Y en algún punto de esa rutina, se abrió camino una reflexión: todo lo que querías recuperar lo has recuperado. Pero con ese pensamiento, me vino otro: ahora estás solo.

Tenía el placer intelectual del trabajo, claro. Y tenía los dos fines de semana al mes que podía visitar a mi hija. Pero aparte de eso…

¿Qué? No tenía una familia que me esperara en casa cada noche. Otro hombre haría el papel cotidiano de padre para mi hija. Y aunque hubiera recuperado mi posición profesional, ya sabía que el éxito sólo te llevaba hasta el siguiente éxito, que, a su vez, sólo te llevaba…

¿Adónde exactamente? ¿Cuál era el destino definitivo? De todo, aquello era lo más desconcertante. Podemos pasar años esforzándonos por llegar a alguna parte, pero cuando finalmente llegamos, cuando todo nos viene de cara y tenemos todo lo que habíamos deseado, nos encontramos de repente ante una verdad singular: ¿hemos llegado realmente a alguna parte? ¿O estamos solamente en una estación intermedia, todavía en tránsito hacia un destino ilusorio? ¿Un lugar que desaparece de nuestra vista en cuanto ya no se nos considera tocados por el éxito?

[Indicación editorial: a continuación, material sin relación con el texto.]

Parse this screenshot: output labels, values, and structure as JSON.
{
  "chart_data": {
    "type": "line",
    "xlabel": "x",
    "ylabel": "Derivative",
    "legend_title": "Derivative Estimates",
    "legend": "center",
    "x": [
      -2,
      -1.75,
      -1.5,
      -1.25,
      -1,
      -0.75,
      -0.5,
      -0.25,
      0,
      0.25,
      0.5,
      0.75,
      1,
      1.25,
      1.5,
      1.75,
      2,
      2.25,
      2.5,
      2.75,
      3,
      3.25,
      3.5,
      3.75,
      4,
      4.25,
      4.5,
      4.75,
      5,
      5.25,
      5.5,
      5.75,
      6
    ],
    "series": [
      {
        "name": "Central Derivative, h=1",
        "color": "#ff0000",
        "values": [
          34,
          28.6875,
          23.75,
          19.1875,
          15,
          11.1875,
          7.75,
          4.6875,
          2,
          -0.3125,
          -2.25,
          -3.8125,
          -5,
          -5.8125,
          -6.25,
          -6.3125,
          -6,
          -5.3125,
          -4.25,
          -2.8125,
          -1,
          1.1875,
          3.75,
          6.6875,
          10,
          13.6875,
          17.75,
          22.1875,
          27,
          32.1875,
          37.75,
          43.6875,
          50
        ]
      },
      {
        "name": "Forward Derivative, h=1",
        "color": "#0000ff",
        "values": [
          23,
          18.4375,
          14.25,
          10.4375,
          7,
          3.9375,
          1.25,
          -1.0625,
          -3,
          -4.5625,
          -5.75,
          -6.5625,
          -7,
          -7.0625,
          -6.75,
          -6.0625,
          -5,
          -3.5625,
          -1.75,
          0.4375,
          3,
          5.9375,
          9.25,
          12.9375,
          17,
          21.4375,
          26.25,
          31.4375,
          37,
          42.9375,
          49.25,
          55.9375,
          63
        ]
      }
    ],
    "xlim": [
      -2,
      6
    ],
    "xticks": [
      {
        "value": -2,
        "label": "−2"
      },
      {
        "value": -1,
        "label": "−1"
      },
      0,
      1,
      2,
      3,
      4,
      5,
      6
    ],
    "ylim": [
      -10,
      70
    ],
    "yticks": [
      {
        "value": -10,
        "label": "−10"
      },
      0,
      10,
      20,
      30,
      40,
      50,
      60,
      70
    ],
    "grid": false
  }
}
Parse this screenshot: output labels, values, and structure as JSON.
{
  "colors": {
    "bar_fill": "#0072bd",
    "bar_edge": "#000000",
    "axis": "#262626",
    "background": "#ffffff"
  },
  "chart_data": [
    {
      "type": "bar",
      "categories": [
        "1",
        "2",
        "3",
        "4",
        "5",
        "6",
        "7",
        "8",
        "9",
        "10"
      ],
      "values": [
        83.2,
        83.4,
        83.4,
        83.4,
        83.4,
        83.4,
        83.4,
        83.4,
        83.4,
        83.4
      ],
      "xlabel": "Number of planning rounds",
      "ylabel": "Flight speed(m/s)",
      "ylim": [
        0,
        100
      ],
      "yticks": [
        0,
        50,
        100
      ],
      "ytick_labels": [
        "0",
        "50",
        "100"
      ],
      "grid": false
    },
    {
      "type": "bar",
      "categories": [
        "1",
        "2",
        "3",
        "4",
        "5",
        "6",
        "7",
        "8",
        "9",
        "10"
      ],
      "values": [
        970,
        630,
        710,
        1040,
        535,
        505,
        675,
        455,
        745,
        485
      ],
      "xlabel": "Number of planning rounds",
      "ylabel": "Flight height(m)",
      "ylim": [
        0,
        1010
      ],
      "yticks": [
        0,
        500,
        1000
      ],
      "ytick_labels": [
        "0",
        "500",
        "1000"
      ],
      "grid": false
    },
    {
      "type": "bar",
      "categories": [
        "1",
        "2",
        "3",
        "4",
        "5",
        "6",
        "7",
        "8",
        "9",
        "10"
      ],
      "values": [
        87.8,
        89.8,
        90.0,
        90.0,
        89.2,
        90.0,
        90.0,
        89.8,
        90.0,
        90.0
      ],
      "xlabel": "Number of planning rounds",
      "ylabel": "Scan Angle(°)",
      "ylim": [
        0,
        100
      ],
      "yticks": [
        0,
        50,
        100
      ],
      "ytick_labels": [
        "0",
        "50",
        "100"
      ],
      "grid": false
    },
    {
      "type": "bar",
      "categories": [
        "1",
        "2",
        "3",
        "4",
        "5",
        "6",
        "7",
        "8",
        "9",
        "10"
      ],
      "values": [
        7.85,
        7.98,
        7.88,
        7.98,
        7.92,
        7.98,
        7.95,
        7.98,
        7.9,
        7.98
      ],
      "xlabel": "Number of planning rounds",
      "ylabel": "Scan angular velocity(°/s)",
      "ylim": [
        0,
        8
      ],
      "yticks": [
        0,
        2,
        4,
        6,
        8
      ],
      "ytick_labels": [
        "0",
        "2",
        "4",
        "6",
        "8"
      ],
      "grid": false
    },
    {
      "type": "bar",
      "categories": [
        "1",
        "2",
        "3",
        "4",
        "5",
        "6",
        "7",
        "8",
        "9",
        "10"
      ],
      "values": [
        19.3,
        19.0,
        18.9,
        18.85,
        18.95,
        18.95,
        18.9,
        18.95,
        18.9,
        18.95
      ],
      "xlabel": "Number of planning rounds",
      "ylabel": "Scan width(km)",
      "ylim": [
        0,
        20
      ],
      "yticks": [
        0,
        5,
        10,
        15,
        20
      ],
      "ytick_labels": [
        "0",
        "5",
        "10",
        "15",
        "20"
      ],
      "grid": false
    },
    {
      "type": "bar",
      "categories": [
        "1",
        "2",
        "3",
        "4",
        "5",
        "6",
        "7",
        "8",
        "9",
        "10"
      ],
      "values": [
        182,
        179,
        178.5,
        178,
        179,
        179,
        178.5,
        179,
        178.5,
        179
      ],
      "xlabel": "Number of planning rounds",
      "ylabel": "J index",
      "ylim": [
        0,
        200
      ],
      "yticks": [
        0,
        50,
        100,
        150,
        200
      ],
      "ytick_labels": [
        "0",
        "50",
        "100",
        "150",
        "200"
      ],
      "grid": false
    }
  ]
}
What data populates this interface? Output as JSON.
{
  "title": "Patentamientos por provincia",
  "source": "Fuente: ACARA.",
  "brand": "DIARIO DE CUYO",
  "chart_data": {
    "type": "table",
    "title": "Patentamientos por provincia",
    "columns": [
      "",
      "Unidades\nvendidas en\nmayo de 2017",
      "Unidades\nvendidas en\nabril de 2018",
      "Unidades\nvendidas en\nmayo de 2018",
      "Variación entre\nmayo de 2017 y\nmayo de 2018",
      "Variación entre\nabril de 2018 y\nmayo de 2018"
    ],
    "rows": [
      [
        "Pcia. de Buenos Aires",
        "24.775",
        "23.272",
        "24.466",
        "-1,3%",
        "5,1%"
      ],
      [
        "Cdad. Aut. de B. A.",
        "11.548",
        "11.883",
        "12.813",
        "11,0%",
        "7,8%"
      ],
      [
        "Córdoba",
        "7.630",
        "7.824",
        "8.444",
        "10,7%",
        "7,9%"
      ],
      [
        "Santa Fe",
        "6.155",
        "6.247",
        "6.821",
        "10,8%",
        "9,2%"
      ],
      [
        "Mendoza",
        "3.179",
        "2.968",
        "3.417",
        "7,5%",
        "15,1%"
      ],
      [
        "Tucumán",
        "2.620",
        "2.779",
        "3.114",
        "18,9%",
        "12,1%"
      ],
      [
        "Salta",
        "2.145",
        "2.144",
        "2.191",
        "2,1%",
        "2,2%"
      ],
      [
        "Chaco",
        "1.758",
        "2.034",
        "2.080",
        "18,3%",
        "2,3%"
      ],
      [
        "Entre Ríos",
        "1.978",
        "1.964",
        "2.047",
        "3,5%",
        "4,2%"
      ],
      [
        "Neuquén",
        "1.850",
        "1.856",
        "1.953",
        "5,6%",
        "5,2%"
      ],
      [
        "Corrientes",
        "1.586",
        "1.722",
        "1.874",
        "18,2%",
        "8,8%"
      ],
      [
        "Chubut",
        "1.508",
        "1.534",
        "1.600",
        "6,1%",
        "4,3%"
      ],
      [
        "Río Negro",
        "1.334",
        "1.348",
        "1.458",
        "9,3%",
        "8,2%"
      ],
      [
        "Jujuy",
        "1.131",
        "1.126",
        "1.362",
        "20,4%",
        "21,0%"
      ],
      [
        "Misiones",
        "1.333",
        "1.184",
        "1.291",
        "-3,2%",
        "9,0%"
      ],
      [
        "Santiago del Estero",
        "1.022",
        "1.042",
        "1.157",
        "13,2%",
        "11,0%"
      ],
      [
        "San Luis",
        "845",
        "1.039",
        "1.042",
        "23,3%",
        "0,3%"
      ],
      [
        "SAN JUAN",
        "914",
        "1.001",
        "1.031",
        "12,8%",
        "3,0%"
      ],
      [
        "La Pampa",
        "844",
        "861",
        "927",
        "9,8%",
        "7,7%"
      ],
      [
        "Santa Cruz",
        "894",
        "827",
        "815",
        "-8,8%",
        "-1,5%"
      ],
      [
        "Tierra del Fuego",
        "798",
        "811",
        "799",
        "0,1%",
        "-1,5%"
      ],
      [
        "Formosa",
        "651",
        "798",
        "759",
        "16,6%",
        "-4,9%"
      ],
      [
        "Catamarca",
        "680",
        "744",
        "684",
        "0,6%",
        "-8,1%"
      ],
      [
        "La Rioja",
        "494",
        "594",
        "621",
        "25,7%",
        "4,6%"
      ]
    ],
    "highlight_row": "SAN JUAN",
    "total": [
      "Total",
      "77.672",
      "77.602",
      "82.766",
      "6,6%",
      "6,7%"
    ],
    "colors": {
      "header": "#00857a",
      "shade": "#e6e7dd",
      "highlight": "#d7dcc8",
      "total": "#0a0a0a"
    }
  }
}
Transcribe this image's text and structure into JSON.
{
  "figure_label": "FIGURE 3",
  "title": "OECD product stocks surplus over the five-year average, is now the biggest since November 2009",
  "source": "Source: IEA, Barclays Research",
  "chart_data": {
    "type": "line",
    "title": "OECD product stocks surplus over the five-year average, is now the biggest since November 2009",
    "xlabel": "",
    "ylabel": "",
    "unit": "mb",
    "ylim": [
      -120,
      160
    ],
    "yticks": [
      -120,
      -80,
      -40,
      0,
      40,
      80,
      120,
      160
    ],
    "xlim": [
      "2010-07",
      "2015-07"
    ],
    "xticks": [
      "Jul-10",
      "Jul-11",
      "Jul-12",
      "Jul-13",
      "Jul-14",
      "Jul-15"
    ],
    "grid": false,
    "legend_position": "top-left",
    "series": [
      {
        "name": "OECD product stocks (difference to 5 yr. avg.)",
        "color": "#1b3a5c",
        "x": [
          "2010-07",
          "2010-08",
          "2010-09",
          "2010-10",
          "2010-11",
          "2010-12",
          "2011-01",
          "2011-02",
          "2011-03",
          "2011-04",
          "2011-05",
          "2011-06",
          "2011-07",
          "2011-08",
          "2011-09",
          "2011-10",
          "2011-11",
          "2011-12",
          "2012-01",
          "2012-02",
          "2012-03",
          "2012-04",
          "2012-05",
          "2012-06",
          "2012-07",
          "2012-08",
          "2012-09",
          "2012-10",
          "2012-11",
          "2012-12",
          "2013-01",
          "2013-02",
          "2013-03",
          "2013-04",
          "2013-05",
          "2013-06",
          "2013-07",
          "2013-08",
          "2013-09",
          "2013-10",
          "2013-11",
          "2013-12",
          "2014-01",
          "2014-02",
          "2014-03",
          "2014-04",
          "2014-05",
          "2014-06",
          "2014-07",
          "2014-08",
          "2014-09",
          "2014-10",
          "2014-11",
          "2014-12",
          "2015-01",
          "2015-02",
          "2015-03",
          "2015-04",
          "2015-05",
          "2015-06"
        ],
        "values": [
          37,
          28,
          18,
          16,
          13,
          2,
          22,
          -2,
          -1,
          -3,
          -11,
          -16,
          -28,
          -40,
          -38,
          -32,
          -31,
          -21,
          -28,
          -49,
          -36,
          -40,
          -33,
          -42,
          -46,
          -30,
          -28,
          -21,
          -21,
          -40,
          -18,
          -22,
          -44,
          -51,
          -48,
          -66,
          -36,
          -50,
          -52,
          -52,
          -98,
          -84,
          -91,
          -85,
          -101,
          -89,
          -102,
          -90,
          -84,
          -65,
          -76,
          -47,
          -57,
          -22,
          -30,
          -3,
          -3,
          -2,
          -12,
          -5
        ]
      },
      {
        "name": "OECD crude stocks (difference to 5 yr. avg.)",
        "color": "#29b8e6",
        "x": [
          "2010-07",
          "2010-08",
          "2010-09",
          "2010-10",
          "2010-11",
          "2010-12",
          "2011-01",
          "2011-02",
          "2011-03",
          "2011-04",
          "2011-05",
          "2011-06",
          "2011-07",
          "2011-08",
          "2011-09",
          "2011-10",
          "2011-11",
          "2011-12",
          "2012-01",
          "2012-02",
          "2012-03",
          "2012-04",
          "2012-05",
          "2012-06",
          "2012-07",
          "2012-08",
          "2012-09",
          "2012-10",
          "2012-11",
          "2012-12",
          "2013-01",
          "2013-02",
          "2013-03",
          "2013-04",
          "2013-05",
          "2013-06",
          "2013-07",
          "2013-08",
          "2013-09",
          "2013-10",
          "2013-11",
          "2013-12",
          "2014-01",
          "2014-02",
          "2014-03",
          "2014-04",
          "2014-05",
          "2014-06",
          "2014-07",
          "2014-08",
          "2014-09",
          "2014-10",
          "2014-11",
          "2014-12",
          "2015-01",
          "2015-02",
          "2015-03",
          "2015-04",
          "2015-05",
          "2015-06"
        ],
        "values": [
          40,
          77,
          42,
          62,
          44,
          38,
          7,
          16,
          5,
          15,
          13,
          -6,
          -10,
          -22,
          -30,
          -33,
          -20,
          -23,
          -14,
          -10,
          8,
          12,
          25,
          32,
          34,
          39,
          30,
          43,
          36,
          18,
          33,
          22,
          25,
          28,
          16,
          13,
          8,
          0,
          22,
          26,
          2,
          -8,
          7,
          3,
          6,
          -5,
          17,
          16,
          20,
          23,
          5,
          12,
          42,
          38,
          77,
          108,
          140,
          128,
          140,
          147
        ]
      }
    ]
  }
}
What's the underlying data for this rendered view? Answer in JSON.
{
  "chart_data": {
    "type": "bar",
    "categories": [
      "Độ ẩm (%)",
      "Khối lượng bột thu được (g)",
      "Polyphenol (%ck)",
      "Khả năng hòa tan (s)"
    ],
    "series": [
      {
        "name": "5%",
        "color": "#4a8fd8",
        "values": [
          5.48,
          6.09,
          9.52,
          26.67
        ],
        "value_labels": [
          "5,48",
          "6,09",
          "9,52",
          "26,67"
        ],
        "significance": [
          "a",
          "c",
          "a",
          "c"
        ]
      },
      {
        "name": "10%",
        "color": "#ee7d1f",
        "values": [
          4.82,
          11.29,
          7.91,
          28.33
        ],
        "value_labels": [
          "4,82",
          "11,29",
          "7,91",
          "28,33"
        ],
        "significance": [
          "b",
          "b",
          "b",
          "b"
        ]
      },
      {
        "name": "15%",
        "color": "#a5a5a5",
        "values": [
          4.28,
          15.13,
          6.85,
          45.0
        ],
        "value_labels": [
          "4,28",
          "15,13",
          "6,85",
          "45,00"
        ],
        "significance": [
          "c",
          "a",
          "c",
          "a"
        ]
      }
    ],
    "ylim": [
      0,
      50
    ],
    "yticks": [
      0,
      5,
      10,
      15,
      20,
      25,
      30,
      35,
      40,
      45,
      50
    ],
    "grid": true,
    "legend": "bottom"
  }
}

¿Cómo podemos llegar a un final de trayecto que no existe?

Si había algo que había aprendido sobre ese camino esquivo, era esto: lo que todos buscamos es una especie de desesperada autoconfirmación. Pero eso sólo podemos encontrarlo a través de los que han sido suficientemente tontos para amarnos… a los que nosotros hemos amado.